The tension between these two positions dissolves at the level of conservative politics — including conservative legal politics. This is not a constitutional vision, or policy vision, that promotes religious neutrality. Rather, it’s one that promotes the interests of religious actors, and particularly those of religious majorities that are spearheading these political mobilizations during a time of national crisis.

Congress should weigh carefully the Establishment Clause implications of further extensions of the Cares Act. At the very least, if religious groups receive public support, they should also abide by neutral and generally applicable rules — especially when those rules were designed to protect the health of taxpayers who are supporting them.

 

3 thoughts on “The Hypocrisy of Evangelical Churches During a Pandemic: They Want to be Exempt From Federal Law While Asking for Federal Funding

  1. Evangelical Churches During a Pandemic: They Want to be Exempt From Federal Law While Asking for Federal Funding

    Well, Ayn Rand signed up for Social Security (and Medicare?) as soon as she was eligible and started getting & cashing those SSA checks.
    Had an airtight Objectivist rationale for it, too.

    Liked by 1 person

  2. On the one hand, churches argue that the free exercise clause of the First Amendment entitles them to special exemptions from stay-at-home orders. On the other hand, they also assert that churches can and must be treated just like nonreligious organizations when it comes to taxpayer funding.

    Smells like “What’s Yours Is Mine and What’s Mine Is MINE.”

    Liked by 1 person

  3. A bit of a critique here, regarding the Care’s Act. The only stipulation of the Care’s Act is to PAY the employees that are at a loss of income. HOW is that related to defying government orders to stay home?

    In addition, some states have DIFFERENT views of what one can PURCHASE, what BOAT they can ride in…Michigan! POT shops get a break, but you can’t buy SEED for other reasons. You can’t buy paint!

    I saw a meme yesterday that was FUNNY! A homeless family in a tent on a DOWNTOWN sidewalk is ALLOWED, but a TENT in a forrest is NOT ALLOWED.

    There is so much hypocrisy out there that has nothing to do with CHRISTIANS at all. Wear a mask, don’t wear a mask.

    I am a flagger. A electrical crew was working on electrical wires on a pole. The job got SHUT DOWN because the crew was not wearing masks. Did you know that the masks have a METAL nose piece to seal around the nose? They can’t wear one. WE ARE ESSENTIAL.

    This is all a LEARNING EXPERIENCE and no one has ever gone thru this before…not just Christians.

    PLEASE BE OBJECTIVE! And more ACCURATE regarding the Care’s Act.

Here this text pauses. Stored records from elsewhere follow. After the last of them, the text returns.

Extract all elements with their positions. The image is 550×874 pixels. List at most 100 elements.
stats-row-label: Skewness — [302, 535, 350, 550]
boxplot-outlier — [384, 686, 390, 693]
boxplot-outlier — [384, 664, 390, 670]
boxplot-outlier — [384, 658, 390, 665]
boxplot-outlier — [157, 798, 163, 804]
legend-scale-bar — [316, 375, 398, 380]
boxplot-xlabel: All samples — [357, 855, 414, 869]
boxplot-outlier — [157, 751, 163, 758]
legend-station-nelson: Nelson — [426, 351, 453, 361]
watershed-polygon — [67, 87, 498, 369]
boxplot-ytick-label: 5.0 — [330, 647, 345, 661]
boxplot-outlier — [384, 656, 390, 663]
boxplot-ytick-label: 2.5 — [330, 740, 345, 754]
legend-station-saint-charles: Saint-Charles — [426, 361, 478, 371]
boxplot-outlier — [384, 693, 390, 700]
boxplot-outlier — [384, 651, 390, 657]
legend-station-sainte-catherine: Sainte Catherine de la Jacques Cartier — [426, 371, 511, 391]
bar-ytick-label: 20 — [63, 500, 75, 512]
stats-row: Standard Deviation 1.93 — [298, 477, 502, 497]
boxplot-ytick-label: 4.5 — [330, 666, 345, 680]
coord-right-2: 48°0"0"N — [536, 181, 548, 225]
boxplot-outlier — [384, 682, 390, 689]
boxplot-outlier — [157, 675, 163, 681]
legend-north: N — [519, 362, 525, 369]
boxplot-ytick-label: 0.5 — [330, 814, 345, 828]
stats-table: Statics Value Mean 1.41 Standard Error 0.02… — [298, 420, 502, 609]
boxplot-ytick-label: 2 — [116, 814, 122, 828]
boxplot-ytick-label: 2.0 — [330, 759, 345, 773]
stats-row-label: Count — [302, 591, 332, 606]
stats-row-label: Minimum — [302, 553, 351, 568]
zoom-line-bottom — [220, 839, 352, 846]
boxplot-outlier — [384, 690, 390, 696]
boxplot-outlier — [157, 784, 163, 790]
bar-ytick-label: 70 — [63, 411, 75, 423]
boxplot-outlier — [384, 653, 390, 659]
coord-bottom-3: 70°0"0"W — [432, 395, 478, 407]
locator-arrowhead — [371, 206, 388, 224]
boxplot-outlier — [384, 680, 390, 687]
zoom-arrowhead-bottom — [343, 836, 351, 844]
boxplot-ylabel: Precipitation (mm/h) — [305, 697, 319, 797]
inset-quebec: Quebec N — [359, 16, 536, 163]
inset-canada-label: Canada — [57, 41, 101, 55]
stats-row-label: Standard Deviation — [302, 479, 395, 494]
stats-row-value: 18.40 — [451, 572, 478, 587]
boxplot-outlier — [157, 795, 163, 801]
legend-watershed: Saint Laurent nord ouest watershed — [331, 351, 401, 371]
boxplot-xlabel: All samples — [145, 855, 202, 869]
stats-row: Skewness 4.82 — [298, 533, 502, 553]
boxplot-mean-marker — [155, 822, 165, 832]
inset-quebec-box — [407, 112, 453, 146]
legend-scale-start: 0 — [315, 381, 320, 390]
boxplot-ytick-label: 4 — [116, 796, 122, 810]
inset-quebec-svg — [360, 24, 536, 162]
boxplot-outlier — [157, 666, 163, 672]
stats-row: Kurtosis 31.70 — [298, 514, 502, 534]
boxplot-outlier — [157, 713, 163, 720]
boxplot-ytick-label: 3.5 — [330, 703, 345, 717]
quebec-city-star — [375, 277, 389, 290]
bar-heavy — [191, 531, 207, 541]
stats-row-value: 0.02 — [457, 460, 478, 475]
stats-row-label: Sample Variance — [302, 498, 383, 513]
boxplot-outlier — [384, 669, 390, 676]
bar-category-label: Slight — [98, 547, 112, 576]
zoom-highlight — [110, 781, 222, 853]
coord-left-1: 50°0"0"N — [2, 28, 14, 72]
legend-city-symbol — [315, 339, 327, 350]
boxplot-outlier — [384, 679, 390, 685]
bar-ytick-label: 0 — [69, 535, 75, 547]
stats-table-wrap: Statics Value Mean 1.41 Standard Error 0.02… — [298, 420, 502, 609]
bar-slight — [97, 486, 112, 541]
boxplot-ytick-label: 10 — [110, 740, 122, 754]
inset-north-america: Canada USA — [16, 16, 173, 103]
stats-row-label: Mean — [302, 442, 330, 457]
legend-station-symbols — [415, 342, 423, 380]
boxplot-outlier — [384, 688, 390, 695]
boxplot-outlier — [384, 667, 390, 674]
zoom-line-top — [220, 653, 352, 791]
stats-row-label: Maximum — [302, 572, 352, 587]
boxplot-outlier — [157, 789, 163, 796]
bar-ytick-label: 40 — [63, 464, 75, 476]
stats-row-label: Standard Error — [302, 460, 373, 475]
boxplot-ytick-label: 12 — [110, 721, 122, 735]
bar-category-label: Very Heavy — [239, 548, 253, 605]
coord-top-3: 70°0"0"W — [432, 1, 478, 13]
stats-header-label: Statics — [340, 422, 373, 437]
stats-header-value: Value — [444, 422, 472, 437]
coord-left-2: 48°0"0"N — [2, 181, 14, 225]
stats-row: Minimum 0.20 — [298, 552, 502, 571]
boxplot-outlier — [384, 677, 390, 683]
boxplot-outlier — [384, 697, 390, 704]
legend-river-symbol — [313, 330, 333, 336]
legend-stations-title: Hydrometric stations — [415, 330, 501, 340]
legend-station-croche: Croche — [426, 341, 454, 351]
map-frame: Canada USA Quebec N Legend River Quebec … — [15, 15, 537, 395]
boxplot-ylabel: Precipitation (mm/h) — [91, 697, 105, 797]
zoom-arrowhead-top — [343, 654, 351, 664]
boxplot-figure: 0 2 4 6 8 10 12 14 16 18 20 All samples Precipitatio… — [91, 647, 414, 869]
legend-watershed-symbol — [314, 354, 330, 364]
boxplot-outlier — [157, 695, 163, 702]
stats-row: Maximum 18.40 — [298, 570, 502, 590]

    We are at a point NOW where, in MY opinion, the government can SUGGEST, but CANNOT mandate.

    People need to have a FREEDOM to choose. I KNOW your breathing situation. You should be able to CHOOSE to stay home. And if you CHOOSE to stay home, then you should be financially compensated, right?

    When we were at the beginning of this, ya, I was all about STAYING HOME. But I think it’s safe for SOME to go outside and play now. But to play SAFELY, using their own judgments.

    I understand the other side, BOTH SIDES of the argument. I’m not against you here, but I’m not for you here either. Care’s Act has nothing to do with STAYING HOME, it’s about loss of income of employees.

    NON CHRISTIANS ARE FIGHTING FOR THEIR RIGHTS, TOO…so this isn’t just about Chrsitians wanting to gather…drunks want to gather at the bar, too! Teens want to gather at the beach since they missed spring break! They missed out on GIRLS GONE WILD!